Thinking about starting a sport?
If you are contemplating getting into sport then you should first seek a medical assessment (complications screening) by your diabetes specialist. A sports physician can also offer an assessment based on the requirements of your chosen sport/s and help guide the pace at which you get into your sport.
Want to improve your performance in your current sport?
There are many factors related to diabetes that can influence physical performance as well as all the factors unrelated to diabetes that influence performance. You may need to adopt a team approach so you manage your diabetes and your exercise performance simultaneously. Be sure to involve your diabetes specialist, sports physician, sports dietitian and coach to help maximise your sports performance and manage your diabetes.
Monitoring Diet and Training
A training diary is probably the most important and useful tool you can embrace as an athlete. Consider combining your diabetes-monitoring tool with your training diary in order to monitor both diabetes and non-related diabetes factors simultaneously. There are a number of commercial sports training diary programs available through the internet. Alternatively, you could create your own in a spreadsheet using the suggested headings below.
- Date - It’s always handy to know when the event took place!
- Training Times - Exercising at different times during the day may affect your body's response during or after exercise.
- Nature of the Exercise - Recording the type, duration and intensity of exercise enables you to more accurately reflect on the nature of the exercise you undertook. Keeping a record will help you or your dietitian/diabetes specialist/coach to work out whether your nutritional strategies are appropriate. It will also enable you to see whether your training is adequate or excessive over time.

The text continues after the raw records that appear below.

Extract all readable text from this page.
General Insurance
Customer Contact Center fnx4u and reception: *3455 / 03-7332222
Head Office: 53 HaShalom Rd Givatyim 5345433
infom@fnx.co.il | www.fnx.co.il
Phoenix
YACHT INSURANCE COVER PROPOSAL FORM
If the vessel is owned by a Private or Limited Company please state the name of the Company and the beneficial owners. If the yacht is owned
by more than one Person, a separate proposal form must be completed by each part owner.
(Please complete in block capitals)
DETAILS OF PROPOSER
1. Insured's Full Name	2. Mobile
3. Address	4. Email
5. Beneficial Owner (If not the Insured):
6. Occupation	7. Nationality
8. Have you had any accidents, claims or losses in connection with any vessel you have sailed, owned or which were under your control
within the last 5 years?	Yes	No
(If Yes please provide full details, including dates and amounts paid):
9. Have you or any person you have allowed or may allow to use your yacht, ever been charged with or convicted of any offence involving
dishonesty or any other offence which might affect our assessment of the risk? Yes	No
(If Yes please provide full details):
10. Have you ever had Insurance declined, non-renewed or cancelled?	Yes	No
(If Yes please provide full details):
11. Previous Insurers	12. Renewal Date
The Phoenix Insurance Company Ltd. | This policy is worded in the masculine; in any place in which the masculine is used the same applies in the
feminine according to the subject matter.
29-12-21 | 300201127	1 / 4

- Blood Glucose Levels - Regular blood glucose testing is recommended as part of your usual diabetes management routine. However, when starting out in a sport or beginning a new season, more frequent testing is essential. This may mean testing around meal times (before and after) as well as before, during (if possible) and after exercise. There are no rules as to how best to do this, however regular testing provides a clearer picture of how your body responds to exercise. Ultimately, this will allow you to determine the impact of a variety of factors including pre-exercise nutritional status, insulin regimen, insulin injection site, and nature of the exercise on blood glucose control.
- Insulin Type and Dose - Seek advice from your diabetes specialist about what insulin regimen (e.g. insulin pump or injections) is likely to work for you and how to adjust your insulin according to blood glucose readings and the nature of the exercise you perform. Recording information about how much insulin and what type of insulin you use will provide a basis from which you can progressively alter your regimen according to your exercise demands.
- Food Record - A sports dietitian can help you to assess your food diary and see if there are ways to improve your sports performance by modifying your dietary intake. Visit the Sports Dietitians Australia website to find a Sports Dietitian near you.
- Energy Levels - This factor relates to how you felt during training. Did you feel tired, lethargic, or full of energy? This may help explain your exercise performance and assist you in monitoring whether you are recovering adequately between exercise sessions.
Your diary can be shown to your sports physician, sports dietitian, diabetes specialist or coach. This network of specialists can help you achieve your sporting goals while managing your diabetes. Not only are they objective, they may also have some great ideas and offer support in the good and bad times.